INFO Failed to access to https://centernet.fredhutch.org/cn/e/contrib/2022/10/computational-biology-seminar-series---dr--alquiraishi-mohammed-/_jcr_content/eventdetails/attachment/file.res/CBP Seminar Flyer - Dr. Mohammed AlQuirashi .pdf; The url may not be valid: https://centernet.fredhutch.org/cn/e/contrib/2022/10/computational-biology-seminar-series---dr--alquiraishi-mohammed-/_jcr_content/eventdetails/attachment/file.res/CBP Seminar Flyer - Dr. Mohammed AlQuirashi .pdf;
Full disclaimer: If you paste those URLs into the browser’s URL bar, you prob won’t be able to access since those pages are only accessible within my org’s VPN. The fess server is also inside my org’s VPN so it can access those pages just fine.
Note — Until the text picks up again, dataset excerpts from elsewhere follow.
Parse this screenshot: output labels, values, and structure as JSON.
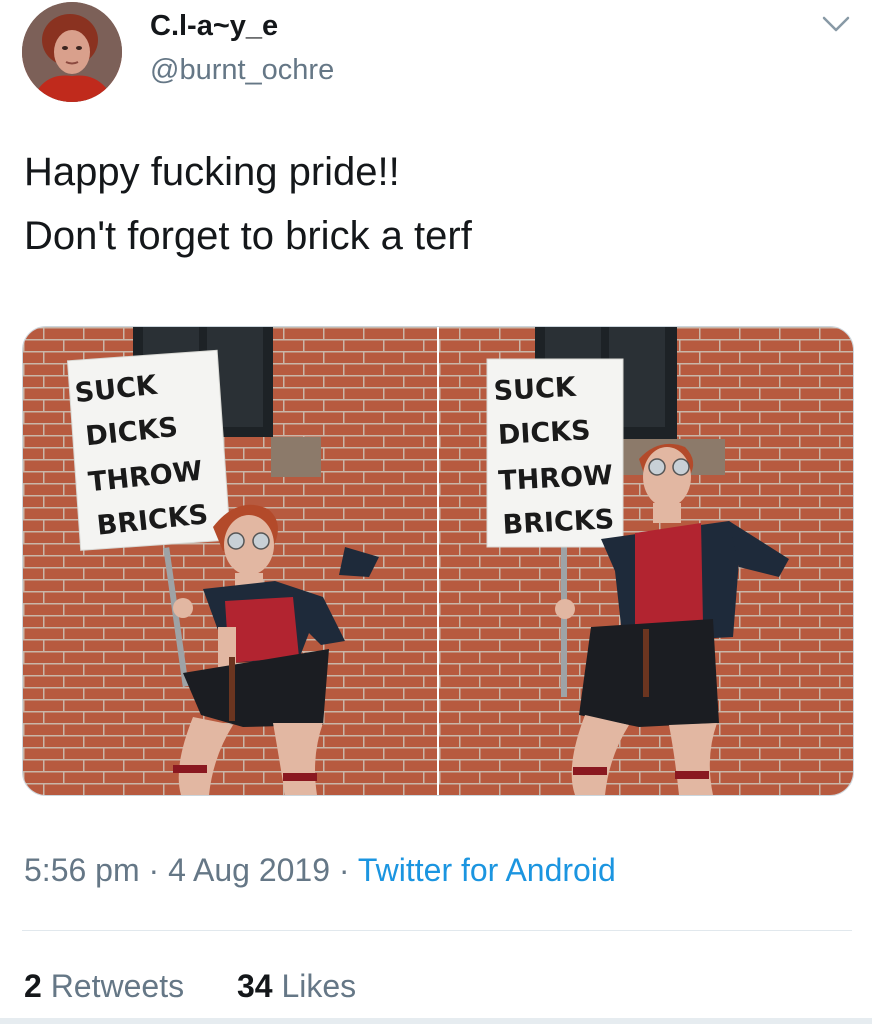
{
  "tweet": {
    "display_name": "C.l-a~y_e",
    "handle": "@burnt_ochre",
    "text_lines": [
      "Happy fucking pride!!",
      "Don't forget to brick a terf"
    ],
    "media": {
      "photos": [
        {
          "sign_lines": [
            "SUCK",
            "DICKS",
            "THROW",
            "BRICKS"
          ]
        },
        {
          "sign_lines": [
            "SUCK",
            "DICKS",
            "THROW",
            "BRICKS"
          ]
        }
      ]
    },
    "time": "5:56 pm",
    "separator": "·",
    "date": "4 Aug 2019",
    "source": "Twitter for Android",
    "retweets_count": "2",
    "retweets_label": "Retweets",
    "likes_count": "34",
    "likes_label": "Likes"
  },
  "icons": {
    "more": "chevron-down-icon"
  },
  "colors": {
    "name": "#14171a",
    "secondary": "#657786",
    "link": "#1b95e0",
    "divider": "#e1e8ed"
  }
}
BUT, as you can see, the HTML page is:
https://centernet.fredhutch.org/cn/e/contrib/2022/10/computational-biology-seminar-series---dr--alquiraishi-mohammed-.html
.
In this page there’s an attachment file URL with space. My server’s backend DID actually encoded the URLs with space with character “%20”:
https://centernet.fredhutch.org/content/centernet/en/e/contrib/2022/11/oncologic-emergencies--part-2/_jcr_content/eventdetails/attachment/file.res/Oncologic%20Emergencies%20Part%202-%20Drechsler%20flyer.pdf
I don’t know why it got decoded when the crawler crawl those files. Any idea why?